ERNST LUBITSCH, LE PRINCE DE LA COMÉDIE

« Pas de Lubitsch sans public mais, attention, le public n’est pas en plus, il est avec. Il fait partie du film. » François Truffaut (Cahiers du cinéma, n°198, février 1968)

Le Festival du film de Locarno, pour sa 63ème édition du 4 au 14 août 2010, avait présenté avec un succès extraordinaire une rétrospective complète de l’œuvre cinématographique d’Ernst Lubitsch, l’un des plus grands cinéastes de l’histoire du cinéma, et le maître incontesté de la comédie.

Ce fut une nouvelle occasion – et personne ne s’en était plaint – prolongée à la Cinémathèque française et à la Cinémathèque suisse à la suite du festival, de voir et revoir des dizaines de films qui marquent le triomphe de l’humour, du style et de l’intelligence.

Cinéaste américain d’origine allemande, Lubitsch est né à Berlin en 1892. Lubitsch est issu d’une famille de commerçants juifs d’Europe de l’Est. Attiré par les planches, il intègre la prestigieuse troupe théâtrale de Max Reinhardt. D’abord acteur, puis scénariste, Lubitsch devient une vedette du grand écran dans une série de comédies très populaires en Allemagne. Passé à la mise en scène en 1914, il réalise son premier film marquant en 1918, Les Yeux de la momie, un drame avec les deux grands stars du cinéma allemand de l’époque, Pola Negri et Emil Jannings. Il triomphe bientôt avec des films à costumes et des comédies qui font de lui un cinéaste à la stature internationale.
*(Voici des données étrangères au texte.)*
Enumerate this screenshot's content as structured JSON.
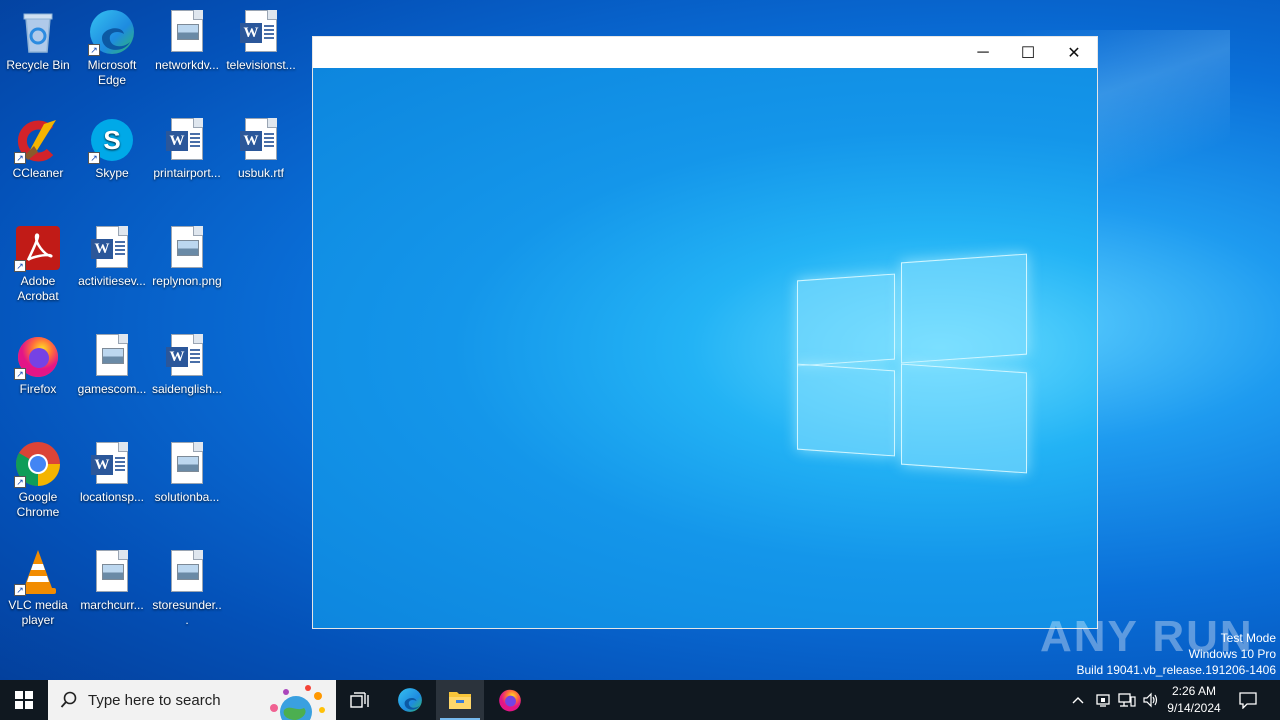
{
  "desktop": {
    "icons": [
      {
        "label": "Recycle Bin",
        "icon": "recycle-bin-icon"
      },
      {
        "label": "Microsoft Edge",
        "icon": "edge-icon"
      },
      {
        "label": "networkdv...",
        "icon": "image-file-icon"
      },
      {
        "label": "televisionst...",
        "icon": "word-doc-icon"
      },
      {
        "label": "CCleaner",
        "icon": "ccleaner-icon"
      },
      {
        "label": "Skype",
        "icon": "skype-icon"
      },
      {
        "label": "printairport...",
        "icon": "word-doc-icon"
      },
      {
        "label": "usbuk.rtf",
        "icon": "word-doc-icon"
      },
      {
        "label": "Adobe Acrobat",
        "icon": "acrobat-icon"
      },
      {
        "label": "activitiesev...",
        "icon": "word-doc-icon"
      },
      {
        "label": "replynon.png",
        "icon": "image-file-icon"
      },
      {
        "label": "Firefox",
        "icon": "firefox-icon"
      },
      {
        "label": "gamescom...",
        "icon": "image-file-icon"
      },
      {
        "label": "saidenglish...",
        "icon": "word-doc-icon"
      },
      {
        "label": "Google Chrome",
        "icon": "chrome-icon"
      },
      {
        "label": "locationsp...",
        "icon": "word-doc-icon"
      },
      {
        "label": "solutionba...",
        "icon": "image-file-icon"
      },
      {
        "label": "VLC media player",
        "icon": "vlc-icon"
      },
      {
        "label": "marchcurr...",
        "icon": "image-file-icon"
      },
      {
        "label": "storesunder...",
        "icon": "image-file-icon"
      }
    ]
  },
  "window": {
    "minimize": "─",
    "maximize": "☐",
    "close": "✕"
  },
  "watermark": {
    "brand": "ANY RUN",
    "line1": "Test Mode",
    "line2": "Windows 10 Pro",
    "line3": "Build 19041.vb_release.191206-1406"
  },
  "taskbar": {
    "search_placeholder": "Type here to search",
    "time": "2:26 AM",
    "date": "9/14/2024",
    "pinned": [
      "task-view-icon",
      "edge-icon",
      "file-explorer-icon",
      "firefox-icon"
    ],
    "tray_chevron": "^"
  },
  "colors": {
    "taskbar_bg": "#101820",
    "accent": "#0a6fd8"
  }
}
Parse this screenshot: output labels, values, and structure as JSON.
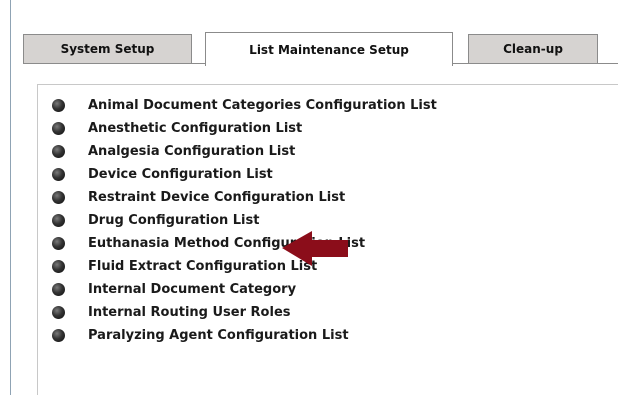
{
  "tabs": [
    {
      "label": "System Setup",
      "active": false
    },
    {
      "label": "List Maintenance Setup",
      "active": true
    },
    {
      "label": "Clean-up",
      "active": false
    }
  ],
  "config_list": {
    "bullet_icon": "round-bullet-icon",
    "items": [
      "Animal Document Categories Configuration List",
      "Anesthetic Configuration List",
      "Analgesia Configuration List",
      "Device Configuration List",
      "Restraint Device Configuration List",
      "Drug Configuration List",
      "Euthanasia Method Configuration List",
      "Fluid Extract Configuration List",
      "Internal Document Category",
      "Internal Routing User Roles",
      "Paralyzing Agent Configuration List"
    ]
  },
  "annotation": {
    "icon": "left-arrow-icon",
    "color": "#8b0d1a",
    "points_to": "Drug Configuration List"
  }
}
La carrière muette d’Ernst Lubitsch permet de vérifier la précocité du génie de ce cinéaste, adulé pour ses chefs- d’œuvre de la comédie hollywoodienne. Lubitsch fait alors tourner les plus grandes stars de la UFA, Pola Negri, Paul Wegener ou Emil Jannings dans des superproductions historiques. L’orientalisme est à la mode en Allemagne, en témoigne Sumurum (1920) conte fastueux des mille est une nuits, écrin à la gloire de Pola Negri dans lequel Lubitsch s’octroie le rôle d’un bossu amoureux. Réalisé la même année, Anna Boleyn est un ambitieux drame à costumes, véritable étendard de la puissance et de la qualité du cinéma allemand des années 20. Dans ces films, et dans La Chatte des montagnes (1921), satire antimilitariste, Lubitsch ne cache pas l’influence esthétique du théâtre de Max Reinhardt, dans la scénographie et le jeu des comédiens. C’est dans la comédie pure, grotesque et d’une grande franchise sexuelle, comme La Princesse aux huîtres (1919) que Lubitsch se montre le plus inspiré, que s’épanouit sa véritable personnalité artistique.


Le film le plus surprenant demeure Je ne voudrais pas être un homme (1918), brève comédie du travestissement d’une audace et d’une modernité assez sidérantes. Une jeune fille de la grande bourgeoisie, en révolte contre les bonnes manières se déguise en homme afin d’assouvir sa soif de liberté. Elle part dans une folle nuit de beuverie et de débauche et finira au petit matin dans les bras... d’un autre homme ! Le film est hilarant et en dit long à la fois sur la guerre des sexes, le féminisme et la frivolité du Berlin des années « folles ». Lubitsch émigre aux Etats-Unis en 1922 à l’âge de 30 ans. 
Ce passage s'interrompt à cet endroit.